From Chief Investment Officer Tom Veale,
“The financial press is all a-buzz with talk of people “getting liquid” in their investment portfolios. SignalPoint’s contrary policy has it working to absorb more share inventory as prices decline. Across nearly all classes of assets there have been regular buy signals being triggered. Our Market Risk Indicator has been steady for several weeks now keeping pace with the market’s bipolar actions.
Three components of the MRI were down this week with one showing a full standard deviation below its median value. The Speculation Index is a good judge of how investors are reacting to the markets. It dropped to a healthy level with last week’s trading.

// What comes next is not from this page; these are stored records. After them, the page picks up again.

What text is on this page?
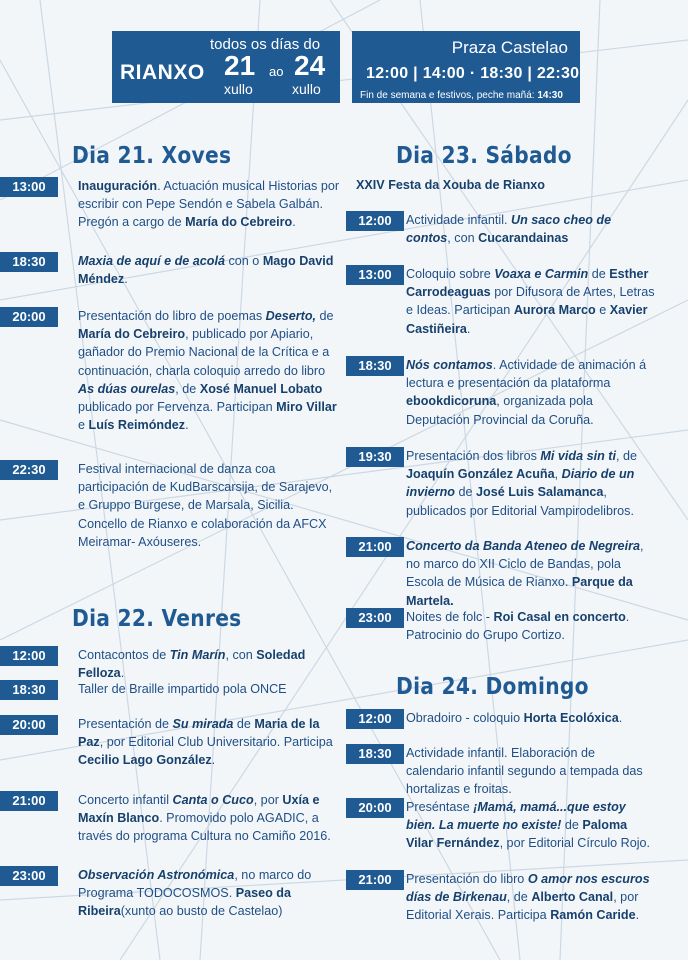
RIANXO
todos os días do
21 ao 24
xullo	xullo
Praza Castelao
12:00 | 14:00 · 18:30 | 22:30
Fin de semana e festivos, peche mañá: 14:30
Dia 21. Xoves
Dia 22. Venres
Dia 23. Sábado
Dia 24. Domingo
XXIV Festa da Xouba de Rianxo
13:00	Inauguración. Actuación musical Historias por escribir con Pepe Sendón e Sabela Galbán. Pregón a cargo de María do Cebreiro.
18:30	Maxia de aquí e de acolá con o Mago David Méndez.
20:00	Presentación do libro de poemas Deserto, de María do Cebreiro, publicado por Apiario, gañador do Premio Nacional de la Crítica e a continuación, charla coloquio arredo do libro As dúas ourelas, de Xosé Manuel Lobato publicado por Fervenza. Participan Miro Villar e Luís Reimóndez.
22:30	Festival internacional de danza coa participación de KudBarscarsija, de Sarajevo, e Gruppo Burgese, de Marsala, Sicilia. Concello de Rianxo e colaboración da AFCX Meiramar- Axóuseres.
12:00	Contacontos de Tin Marín, con Soledad Felloza.
18:30	Taller de Braille impartido pola ONCE
20:00	Presentación de Su mirada de Maria de la Paz, por Editorial Club Universitario. Participa Cecilio Lago González.
21:00	Concerto infantil Canta o Cuco, por Uxía e Maxín Blanco. Promovido polo AGADIC, a través do programa Cultura no Camiño 2016.
23:00	Observación Astronómica, no marco do Programa TODOCOSMOS. Paseo da Ribeira(xunto ao busto de Castelao)
12:00	Actividade infantil. Un saco cheo de contos, con Cucarandainas
13:00	Coloquio sobre Voaxa e Carmin de Esther Carrodeaguas por Difusora de Artes, Letras e Ideas. Participan Aurora Marco e Xavier Castiñeira.
18:30	Nós contamos. Actividade de animación á lectura e presentación da plataforma ebookdicoruna, organizada pola Deputación Provincial da Coruña.
19:30	Presentación dos libros Mi vida sin ti, de Joaquín González Acuña, Diario de un invierno de José Luis Salamanca, publicados por Editorial Vampirodelibros.
21:00	Concerto da Banda Ateneo de Negreira, no marco do XII Ciclo de Bandas, pola Escola de Música de Rianxo. Parque da Martela.
23:00	Noites de folc - Roi Casal en concerto. Patrocinio do Grupo Cortizo.
12:00	Obradoiro - coloquio Horta Ecolóxica.
18:30	Actividade infantil. Elaboración de calendario infantil segundo a tempada das hortalizas e froitas.
20:00	Preséntase ¡Mamá, mamá...que estoy bien. La muerte no existe! de Paloma Vilar Fernández, por Editorial Círculo Rojo.
21:00	Presentación do libro O amor nos escuros días de Birkenau, de Alberto Canal, por Editorial Xerais. Participa Ramón Caride.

It would appear the tide has flown outward carrying speculative dollars with it.
While the 10 Year Treasury Coupon Rate remains stuck at 2.75%/Yr, the market is currently pricing these bonds at a discount giving them an effective yield of over 3.8%/yr. The short duration end of the yield curve is well above 3%/yr at the present time.

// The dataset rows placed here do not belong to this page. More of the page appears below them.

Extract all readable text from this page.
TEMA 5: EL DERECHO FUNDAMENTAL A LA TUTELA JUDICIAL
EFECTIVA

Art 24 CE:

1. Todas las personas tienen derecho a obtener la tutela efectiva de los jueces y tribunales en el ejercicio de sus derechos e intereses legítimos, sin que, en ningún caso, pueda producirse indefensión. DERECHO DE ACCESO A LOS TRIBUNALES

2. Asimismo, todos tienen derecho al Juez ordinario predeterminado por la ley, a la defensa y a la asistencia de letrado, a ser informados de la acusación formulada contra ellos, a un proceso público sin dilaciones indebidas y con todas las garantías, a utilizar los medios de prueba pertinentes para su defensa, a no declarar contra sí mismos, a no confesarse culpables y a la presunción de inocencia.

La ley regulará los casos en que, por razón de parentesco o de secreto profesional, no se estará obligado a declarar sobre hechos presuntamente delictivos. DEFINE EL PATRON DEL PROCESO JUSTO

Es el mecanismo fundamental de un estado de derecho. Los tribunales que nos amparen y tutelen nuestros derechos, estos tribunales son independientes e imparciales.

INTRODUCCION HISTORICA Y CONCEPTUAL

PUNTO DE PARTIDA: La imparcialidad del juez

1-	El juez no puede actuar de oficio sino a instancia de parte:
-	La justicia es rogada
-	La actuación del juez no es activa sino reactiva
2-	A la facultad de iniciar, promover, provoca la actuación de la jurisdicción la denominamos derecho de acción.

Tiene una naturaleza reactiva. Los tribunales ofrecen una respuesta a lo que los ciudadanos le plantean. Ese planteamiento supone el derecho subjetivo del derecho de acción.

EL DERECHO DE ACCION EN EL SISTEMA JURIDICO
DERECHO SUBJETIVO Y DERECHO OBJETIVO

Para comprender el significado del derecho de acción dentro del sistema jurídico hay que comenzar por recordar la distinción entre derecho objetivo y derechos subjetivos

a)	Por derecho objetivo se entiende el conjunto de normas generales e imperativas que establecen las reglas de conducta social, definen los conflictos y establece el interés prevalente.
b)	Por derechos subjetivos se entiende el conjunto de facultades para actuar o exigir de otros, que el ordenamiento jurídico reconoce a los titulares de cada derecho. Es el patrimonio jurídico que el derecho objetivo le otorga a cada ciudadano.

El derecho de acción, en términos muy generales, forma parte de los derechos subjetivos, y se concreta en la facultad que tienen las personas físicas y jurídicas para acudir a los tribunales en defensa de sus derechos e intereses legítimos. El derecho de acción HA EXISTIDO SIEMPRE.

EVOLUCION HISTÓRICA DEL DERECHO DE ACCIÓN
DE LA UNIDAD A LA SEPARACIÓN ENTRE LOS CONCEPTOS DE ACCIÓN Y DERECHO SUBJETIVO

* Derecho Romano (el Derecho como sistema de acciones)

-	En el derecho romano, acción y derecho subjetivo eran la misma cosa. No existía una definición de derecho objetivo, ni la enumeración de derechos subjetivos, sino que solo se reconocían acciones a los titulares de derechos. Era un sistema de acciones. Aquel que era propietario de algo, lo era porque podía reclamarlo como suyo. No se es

Cash held in reserve for purchasing shares is currently at the lowest percentage level since the Covid 19 market swoon. We continue to work to deploy reserves as discounts are achieved that meet our buying targets.

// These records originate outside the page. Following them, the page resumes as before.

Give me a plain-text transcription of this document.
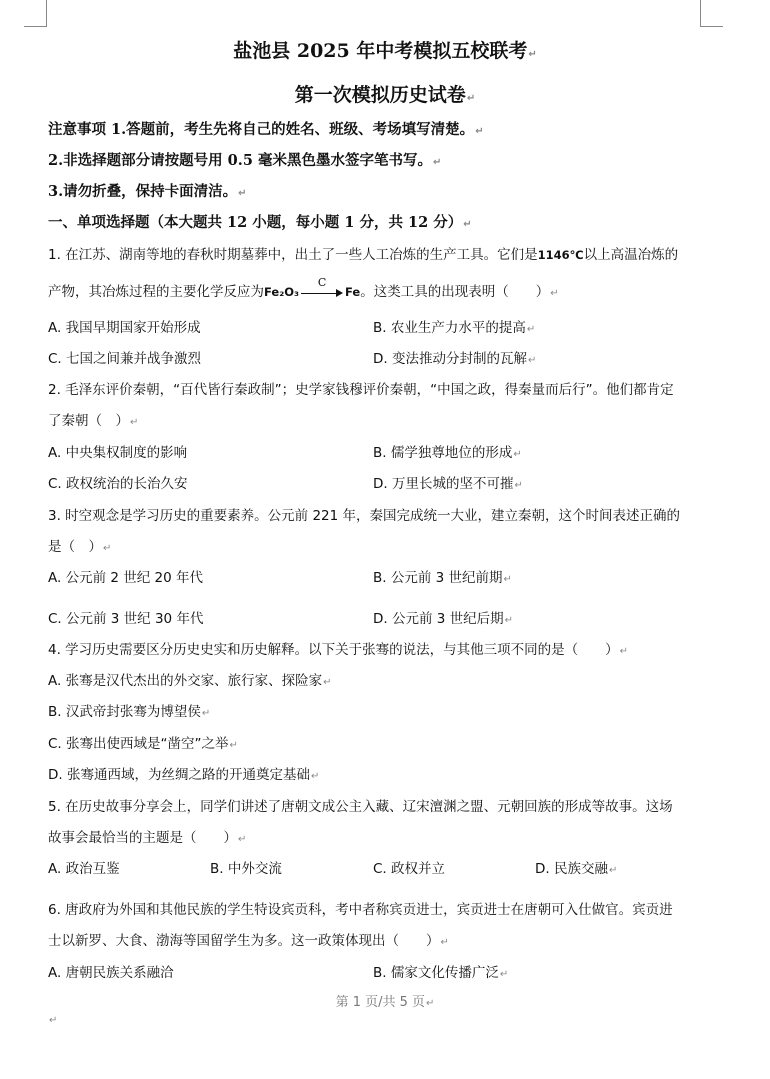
盐池县 2025 年中考模拟五校联考↵
第一次模拟历史试卷↵
注意事项 1.答题前，考生先将自己的姓名、班级、考场填写清楚。↵
2.非选择题部分请按题号用 0.5 毫米黑色墨水签字笔书写。↵
3.请勿折叠，保持卡面清洁。↵
一、单项选择题（本大题共 12 小题，每小题 1 分，共 12 分）↵
1. 在江苏、湖南等地的春秋时期墓葬中，出土了一些人工冶炼的生产工具。它们是1146℃以上高温冶炼的
产物，其冶炼过程的主要化学反应为Fe₂O₃
C
Fe。这类工具的出现表明（　　）↵
A. 我国早期国家开始形成	B. 农业生产力水平的提高↵
C. 七国之间兼并战争激烈	D. 变法推动分封制的瓦解↵
2. 毛泽东评价秦朝，“百代皆行秦政制”；史学家钱穆评价秦朝，“中国之政，得秦量而后行”。他们都肯定
了秦朝（　）↵
A. 中央集权制度的影响	B. 儒学独尊地位的形成↵
C. 政权统治的长治久安	D. 万里长城的坚不可摧↵
3. 时空观念是学习历史的重要素养。公元前 221 年，秦国完成统一大业，建立秦朝，这个时间表述正确的
是（　）↵
A. 公元前 2 世纪 20 年代	B. 公元前 3 世纪前期↵
C. 公元前 3 世纪 30 年代	D. 公元前 3 世纪后期↵
4. 学习历史需要区分历史史实和历史解释。以下关于张骞的说法，与其他三项不同的是（　　）↵
A. 张骞是汉代杰出的外交家、旅行家、探险家↵
B. 汉武帝封张骞为博望侯↵
C. 张骞出使西域是“凿空”之举↵
D. 张骞通西域，为丝绸之路的开通奠定基础↵
5. 在历史故事分享会上，同学们讲述了唐朝文成公主入藏、辽宋澶渊之盟、元朝回族的形成等故事。这场
故事会最恰当的主题是（　　）↵
A. 政治互鉴	B. 中外交流	C. 政权并立	D. 民族交融↵
6. 唐政府为外国和其他民族的学生特设宾贡科，考中者称宾贡进士，宾贡进士在唐朝可入仕做官。宾贡进
士以新罗、大食、渤海等国留学生为多。这一政策体现出（　　）↵
A. 唐朝民族关系融洽	B. 儒家文化传播广泛↵
第 1 页/共 5 页↵
↵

This week the MRI comes in at 29, down a point from a week ago. The MRI Oscillator comes in at minus 6 showing strong downward pressure on market risk. Of note is the Relative Valuation Index is now lower than it’s been in a long time an on the threshold of finally dropping to its neutral territory. The Speculation Index is bullish showing a dramatic shift of market participants’ portfolios toward cash. Our Divergence Index is in the lower half of its historic range and neutral and IPO activity remains benign right now.